What did Donald Trump do today?
He got in legal trouble over his apparent payment of hush money to a porn actress.
As this site discussed yesterday, porn actress Stormy Daniels told In Touch magazine in 2011 in explicit and unflattering detail about her 2006 sexual encounter with Trump, which took place shortly after his wife Melania had given birth to Trump's youngest son. The Wall Street Journal discovered last week that Trump's lawyer, Michael Cohen, had created a Delaware corporation to make a payment of $130,000 to Daniels just before the 2016 election. While Cohen has denied that any sexual affair took place between Trump and Daniels, neither he nor the White House has offered any explanation for the payment.
Today, the political watchdog group Common Cause filed a complaint against the Trump campaign for accepting, and failing to disclose, an illegal and unreported in-kind contribution from Cohen's corporation. If the money ultimately came from Trump himself, he nevertheless violated reporting laws by failing to disclose it.

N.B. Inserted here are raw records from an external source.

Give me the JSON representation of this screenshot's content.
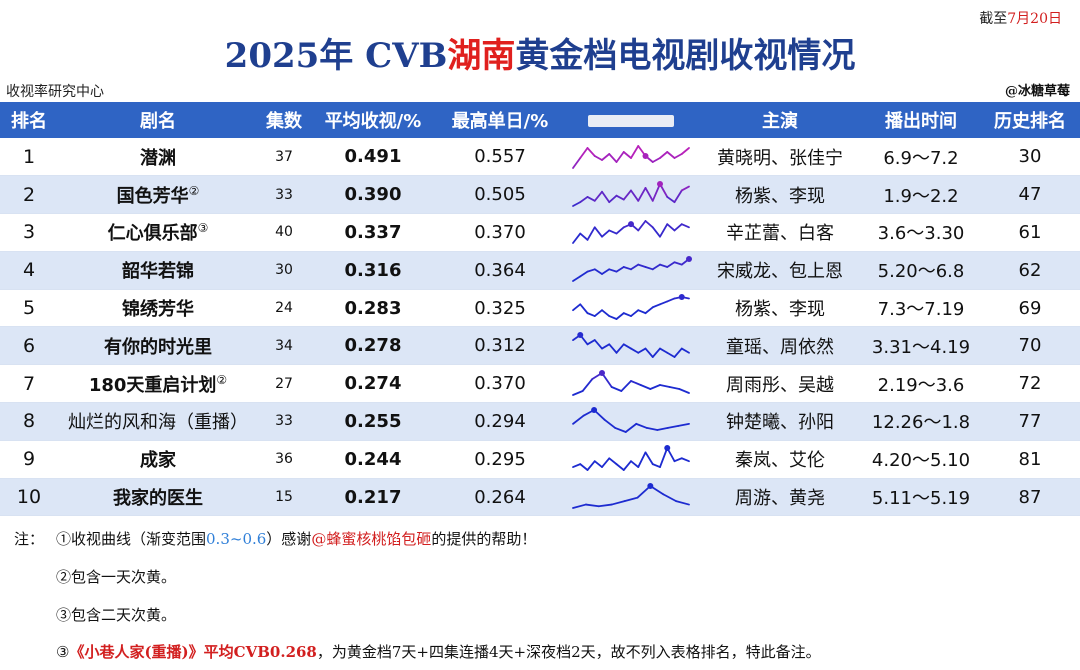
{
  "header": {
    "cutoff_prefix": "截至",
    "cutoff_date": "7月20日",
    "title_pre": "2025年 CVB",
    "title_highlight": "湖南",
    "title_post": "黄金档电视剧收视情况",
    "source": "收视率研究中心",
    "credit": "@冰糖草莓"
  },
  "table": {
    "headers": [
      "排名",
      "剧名",
      "集数",
      "平均收视/%",
      "最高单日/%",
      "",
      "主演",
      "播出时间",
      "历史排名"
    ],
    "rows": [
      {
        "rank": "1",
        "name": "潜渊",
        "sup": "",
        "episodes": "37",
        "avg": "0.491",
        "peak": "0.557",
        "cast": "黄晓明、张佳宁",
        "period": "6.9～7.2",
        "history": "30",
        "trend": [
          0.45,
          0.5,
          0.55,
          0.51,
          0.49,
          0.52,
          0.48,
          0.53,
          0.5,
          0.56,
          0.51,
          0.48,
          0.5,
          0.53,
          0.5,
          0.52,
          0.55
        ],
        "marker": 10
      },
      {
        "rank": "2",
        "name": "国色芳华",
        "sup": "②",
        "episodes": "33",
        "avg": "0.390",
        "peak": "0.505",
        "cast": "杨紫、李现",
        "period": "1.9～2.2",
        "history": "47",
        "trend": [
          0.33,
          0.36,
          0.4,
          0.37,
          0.44,
          0.36,
          0.41,
          0.38,
          0.45,
          0.37,
          0.47,
          0.37,
          0.5,
          0.4,
          0.36,
          0.45,
          0.48
        ],
        "marker": 12
      },
      {
        "rank": "3",
        "name": "仁心俱乐部",
        "sup": "③",
        "episodes": "40",
        "avg": "0.337",
        "peak": "0.370",
        "cast": "辛芷蕾、白客",
        "period": "3.6～3.30",
        "history": "61",
        "trend": [
          0.3,
          0.33,
          0.31,
          0.35,
          0.32,
          0.34,
          0.33,
          0.35,
          0.36,
          0.34,
          0.37,
          0.35,
          0.32,
          0.36,
          0.34,
          0.36,
          0.35
        ],
        "marker": 8
      },
      {
        "rank": "4",
        "name": "韶华若锦",
        "sup": "",
        "episodes": "30",
        "avg": "0.316",
        "peak": "0.364",
        "cast": "宋威龙、包上恩",
        "period": "5.20～6.8",
        "history": "62",
        "trend": [
          0.27,
          0.29,
          0.31,
          0.32,
          0.3,
          0.32,
          0.31,
          0.33,
          0.32,
          0.34,
          0.33,
          0.32,
          0.34,
          0.33,
          0.35,
          0.34,
          0.364
        ],
        "marker": 16
      },
      {
        "rank": "5",
        "name": "锦绣芳华",
        "sup": "",
        "episodes": "24",
        "avg": "0.283",
        "peak": "0.325",
        "cast": "杨紫、李现",
        "period": "7.3～7.19",
        "history": "69",
        "trend": [
          0.28,
          0.3,
          0.27,
          0.26,
          0.28,
          0.26,
          0.25,
          0.27,
          0.26,
          0.28,
          0.27,
          0.29,
          0.3,
          0.31,
          0.32,
          0.325,
          0.32
        ],
        "marker": 15
      },
      {
        "rank": "6",
        "name": "有你的时光里",
        "sup": "",
        "episodes": "34",
        "avg": "0.278",
        "peak": "0.312",
        "cast": "童瑶、周依然",
        "period": "3.31～4.19",
        "history": "70",
        "trend": [
          0.3,
          0.312,
          0.29,
          0.3,
          0.28,
          0.29,
          0.27,
          0.29,
          0.28,
          0.27,
          0.28,
          0.26,
          0.28,
          0.27,
          0.26,
          0.28,
          0.27
        ],
        "marker": 1
      },
      {
        "rank": "7",
        "name": "180天重启计划",
        "sup": "②",
        "episodes": "27",
        "avg": "0.274",
        "peak": "0.370",
        "cast": "周雨彤、吴越",
        "period": "2.19～3.6",
        "history": "72",
        "trend": [
          0.26,
          0.28,
          0.34,
          0.37,
          0.3,
          0.28,
          0.33,
          0.31,
          0.29,
          0.31,
          0.3,
          0.29,
          0.27
        ],
        "marker": 3
      },
      {
        "rank": "8",
        "name": "灿烂的风和海（重播）",
        "sup": "",
        "episodes": "33",
        "avg": "0.255",
        "peak": "0.294",
        "cast": "钟楚曦、孙阳",
        "period": "12.26～1.8",
        "history": "77",
        "trend": [
          0.26,
          0.28,
          0.294,
          0.27,
          0.25,
          0.24,
          0.26,
          0.25,
          0.245,
          0.25,
          0.255,
          0.26
        ],
        "marker": 2
      },
      {
        "rank": "9",
        "name": "成家",
        "sup": "",
        "episodes": "36",
        "avg": "0.244",
        "peak": "0.295",
        "cast": "秦岚、艾伦",
        "period": "4.20～5.10",
        "history": "81",
        "trend": [
          0.23,
          0.24,
          0.22,
          0.25,
          0.23,
          0.26,
          0.24,
          0.22,
          0.25,
          0.23,
          0.28,
          0.24,
          0.23,
          0.295,
          0.25,
          0.26,
          0.25
        ],
        "marker": 13
      },
      {
        "rank": "10",
        "name": "我家的医生",
        "sup": "",
        "episodes": "15",
        "avg": "0.217",
        "peak": "0.264",
        "cast": "周游、黄尧",
        "period": "5.11～5.19",
        "history": "87",
        "trend": [
          0.2,
          0.21,
          0.205,
          0.21,
          0.22,
          0.23,
          0.264,
          0.24,
          0.22,
          0.21
        ],
        "marker": 6
      }
    ]
  },
  "notes": {
    "label": "注：",
    "n1_pre": "①收视曲线（渐变范围",
    "n1_range": "0.3~0.6",
    "n1_mid": "）感谢",
    "n1_handle": "@蜂蜜核桃馅包砸",
    "n1_post": "的提供的帮助！",
    "n2": "②包含一天次黄。",
    "n3": "③包含二天次黄。",
    "n4_pre": "③",
    "n4_title": "《小巷人家(重播)》平均CVB0.268",
    "n4_post": "，为黄金档7天+四集连播4天+深夜档2天，故不列入表格排名，特此备注。"
  },
  "colors": {
    "header_bg": "#2f64c4",
    "title_blue": "#1f3f8f",
    "highlight_red": "#e0201e",
    "stripe": "#dce6f6",
    "curve_low": "#1d2bd0",
    "curve_high": "#e41fb4"
  }
}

While hush money paid to cover an extramarital affair might seem like an odd thing for the Federal Election Commission to be concerned with, the law is quite clear that anything of value given to a campaign must be disclosed, and so must the campaign's expenditures. Former Democratic presidential candidate John Edwards was indicted in 2011 for his own sex scandal hush-money payments.
This is not the first time that the Trump campaign has run afoul of campaign finance reforms in unusual ways. By actively trying to get the "dirt" on Hillary Clinton that Russian agents dangled in front of him, Donald Trump Jr. likely broke the law against soliciting campaign contributions from foreign nationals.
Why does this matter?
- It's bad if a presidential candidate breaks the law in an effort to get elected.
- A president who had a reasonable, non-incriminating explanation for a mysterious six-figure payment to a porn star would have given it by now.